Smart contracts are a must-have feature for blockchain platforms. But smart contracts come in many forms. This article compares three different approaches.
Bitcoin was the first form of decentralized programmable money. Bitcoin’s built-in scripting language enables users to specify simple conditions attached to transfers – for example, requiring that two of three accounts have signed a transaction.
But blockchain can be used to execute far more complex and powerful logic. Since Ethereum launched in 2015, a slew of smart contract platforms has followed. Different platforms take different approaches – and each has its own benefits and risks.
The first and still the largest smart contract platform, Ethereum offers Turing-complete contracts. This means that theoretically any computational operation can be replicated on the Ethereum network. In other words, you can build pretty much anything.
Of course, the delays and bottlenecks of the blockchain mean you wouldn’t generally want to do that, but the point stands: Ethereum is an extremely powerful platform. That power is certainly an advantage, but it also brings vulnerabilities.
Ethereum is arguably too powerful, and too complex. Ethereum’s history is littered with examples of times when hackers were able to exploit vulnerabilities or features in a smart contract: The DAO, the two Parity wallet hacks, and many more. These were missed because the way Ethereum’s smart contract language, Solidity, operates means ‘edge cases’ are possible and it’s hard to figure out where all the security holes might be.
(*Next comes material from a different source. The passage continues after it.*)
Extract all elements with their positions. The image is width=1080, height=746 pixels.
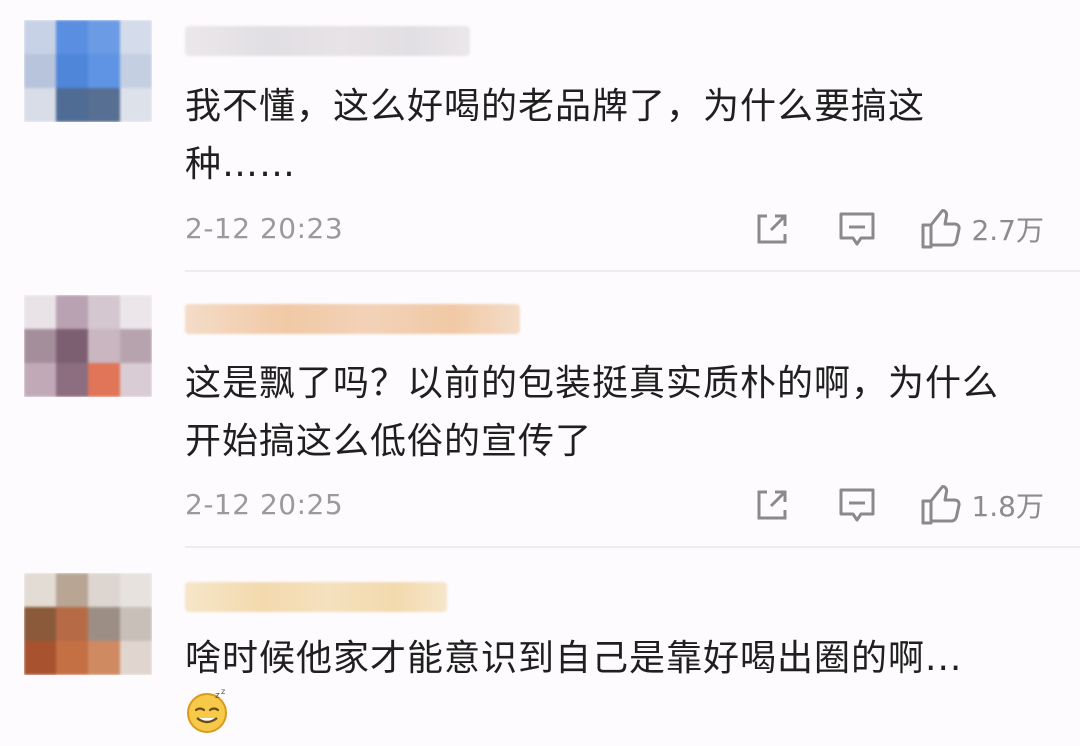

Moreover, the fact that you can execute code of any complexity means it’s possible to write code that executes unpredictably – for example, it may be impossible to know how much it will cost to run.
Ethereum, then, is an amazing platform with exceptional innovation – but its power means it can also be risky. When you’re dealing with financial applications that process millions of dollars of users’ funds, that’s not a chance you want to take.
Funded by a year-long, $4 billion ICO, EOS has been called the ‘Ethereum killer’ – though it hasn’t yet delivered on this title. EOS is more like a blockchain operating system that enables a wide range of use cases. It’s massively more scalable than Ethereum, and doesn’t have transaction fees (removing that element of Ethereum’s vulnerability by default). But it’s also far more centralized, with just 21 Block Producers, and concerns that they could collude or be coerced to falsify blockchain data.
For its smart contracts, EOS uses WebAssembly (WASM), which enables developers to code in C++ and compile to WASM for use on EOS. It solves many of the issues of Solidity; as EOS’s GitHub explains, ‘In the world of blockchain, any non-deterministic behavior, unbounded computation, or unbounded use of RAM can take down the blockchain for everyone, not just a single user’s web browser. Single-threaded performance, fast compilation/validation of Wasm, and low-overhead calls to native code are critical to blockchains.’ It’s worth noting that C++ wasn’t designed for blockchains, and its standard can be messy, with implications for edge cases.
Ergo’s approach is similar in many ways, avoiding the most common issues that have plagued Ethereum. ErgoScript, which is based on Scala and designed specifically for execution in a blockchain environment, supports formal verification. it is always known in advance that a script will execute properly, and how much it will cost.
Ergo’s key difference is the use of Sigma Protocols, a powerful class of zero-knowledge protocols that enable very flexible use cases off the peg. In short, while you can do anything with Ethereum, trying to is often a bad idea. It’s either expensive, complex or risky. Ergo enables developers to implement use cases – including ring and threshold signatures, as well as other specialist cryptographic operations, for greater privacy and multi-party computation – easily and safely.
In itself, ErgoScript isn’t Turing complete. This is an intentional design choice taken to avoid the exploits that have seen tens of millions of dollars stolen from Ethereum applications or locked in its smart contracts. However, the Ergo platform can be used to create Turing-complete applications, but iterating operations over multiple blocks. This offers the best of both worlds: the safety provided by preventing unrestricted functionality, but nonetheless enabling complex dApps on the blockchain.